DNP3 is an IEEE-1815 standard and the primary protocol being deployed in smart-grids system and other utility providers. It is considered to be the predominant SCADA protocol in the US energy sector. In DNP3, the delivery of measurement data from an outstation or slave located in the field to a utility master operating in the control center is one activity that is established when control requests are made from the master to outstations by an operator or by using an automated process. Time synchronization, file transfer and other related tasks between the master and the outstation occur and therefore, it is very critical to study its behavior and application in real-time implementation.
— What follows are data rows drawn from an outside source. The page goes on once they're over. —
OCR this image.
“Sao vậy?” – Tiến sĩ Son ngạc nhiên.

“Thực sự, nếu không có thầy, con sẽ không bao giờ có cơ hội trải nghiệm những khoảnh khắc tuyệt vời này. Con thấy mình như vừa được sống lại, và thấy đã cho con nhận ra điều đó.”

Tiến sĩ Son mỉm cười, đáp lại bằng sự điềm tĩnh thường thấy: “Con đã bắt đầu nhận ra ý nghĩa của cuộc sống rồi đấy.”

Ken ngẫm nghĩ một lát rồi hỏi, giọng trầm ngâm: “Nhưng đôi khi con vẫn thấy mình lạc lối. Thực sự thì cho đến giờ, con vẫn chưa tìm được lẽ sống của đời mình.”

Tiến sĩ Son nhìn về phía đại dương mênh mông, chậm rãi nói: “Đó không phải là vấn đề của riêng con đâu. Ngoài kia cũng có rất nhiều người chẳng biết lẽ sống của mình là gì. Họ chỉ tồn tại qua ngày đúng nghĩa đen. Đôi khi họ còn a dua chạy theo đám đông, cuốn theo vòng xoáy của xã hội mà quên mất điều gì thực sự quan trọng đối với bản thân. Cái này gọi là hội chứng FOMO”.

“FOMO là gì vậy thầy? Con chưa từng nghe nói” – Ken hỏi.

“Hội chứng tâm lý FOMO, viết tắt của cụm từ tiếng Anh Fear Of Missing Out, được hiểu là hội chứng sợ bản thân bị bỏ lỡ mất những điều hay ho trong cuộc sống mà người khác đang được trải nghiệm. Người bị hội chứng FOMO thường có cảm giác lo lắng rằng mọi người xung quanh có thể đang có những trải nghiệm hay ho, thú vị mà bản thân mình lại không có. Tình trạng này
In , 28 security threats and vulnerabilities were identified and classified according to the target and the threat categories. Additional examples of possible threats and vulnerabilities are highlighted here as follows:
DNP3 operates as an open standard communication protocol. It allows IED’s to communicate using many different protocols like TCP, UDP, HTTP etc.. This will lead to having more threats and vulnerabilities in the smart grid environment.
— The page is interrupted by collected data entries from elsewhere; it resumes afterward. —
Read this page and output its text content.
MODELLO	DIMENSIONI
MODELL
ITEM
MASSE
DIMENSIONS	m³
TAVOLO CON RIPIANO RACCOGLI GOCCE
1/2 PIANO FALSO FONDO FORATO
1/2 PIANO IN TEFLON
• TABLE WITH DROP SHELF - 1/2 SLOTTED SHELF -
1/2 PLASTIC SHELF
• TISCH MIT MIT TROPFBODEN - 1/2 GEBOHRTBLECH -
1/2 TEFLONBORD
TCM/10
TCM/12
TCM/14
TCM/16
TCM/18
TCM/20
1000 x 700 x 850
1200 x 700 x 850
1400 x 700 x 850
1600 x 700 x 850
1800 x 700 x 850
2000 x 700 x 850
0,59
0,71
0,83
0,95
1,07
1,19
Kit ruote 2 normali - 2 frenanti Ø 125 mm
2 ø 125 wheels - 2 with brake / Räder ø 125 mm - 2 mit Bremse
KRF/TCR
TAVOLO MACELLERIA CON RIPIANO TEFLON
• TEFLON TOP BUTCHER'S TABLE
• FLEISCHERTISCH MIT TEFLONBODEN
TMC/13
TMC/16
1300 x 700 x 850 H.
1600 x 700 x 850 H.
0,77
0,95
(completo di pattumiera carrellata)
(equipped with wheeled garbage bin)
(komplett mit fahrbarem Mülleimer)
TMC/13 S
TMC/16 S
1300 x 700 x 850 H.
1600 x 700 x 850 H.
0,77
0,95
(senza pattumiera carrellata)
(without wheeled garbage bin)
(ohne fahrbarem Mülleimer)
DNP3 promotes an architecture which supports remote network access for all types of data within the IED. The system depends on remote access point, which is a logical location to implement security function (i.e. authentication, encryption.). This means that communication within IED’s are clear text and vulnerable.
Current deployments of DNP3 are with or without the secure authentication (DNP3-SA) which can still lead to having a system with mixed protocols, thus increasing the risk and potential for penetration due to having devices running DNP3 without the authentication.
DNP3 does not define any security mechanism for IED’s, and the only security measure for remote access authentication is username and password available only to DNP3 version with Secure Authentication. Due to system limitations, most IED’s come with factory defined usernames and passwords. This means that any adversary (an insider or outsider) who can infiltrate the network access point, can easily attack the smart grid system by using dictionary attacks on IED’s to gain access.
The protocol allows remote client to IED’s to download IED Configuration Definition files which allows interoperability, and it also allows transfer of other files, remote control of IED, reconfiguration of IED, restarting the IED, logging etc. So, any adversary who successfully infiltrates an IED, is able to reconfigure the IED for malicious purposes, render IED inaccessible, or worse, use the IED as a stepping stone to discover connectivity graph, pinpoint other IED’s that might possibly have bigger impact on the overall system by downloading Configuration Definition file which contains all necessary information about substation network such as network diagram, IED composition, etc. and cause expensive and irreversible damage to the power grid.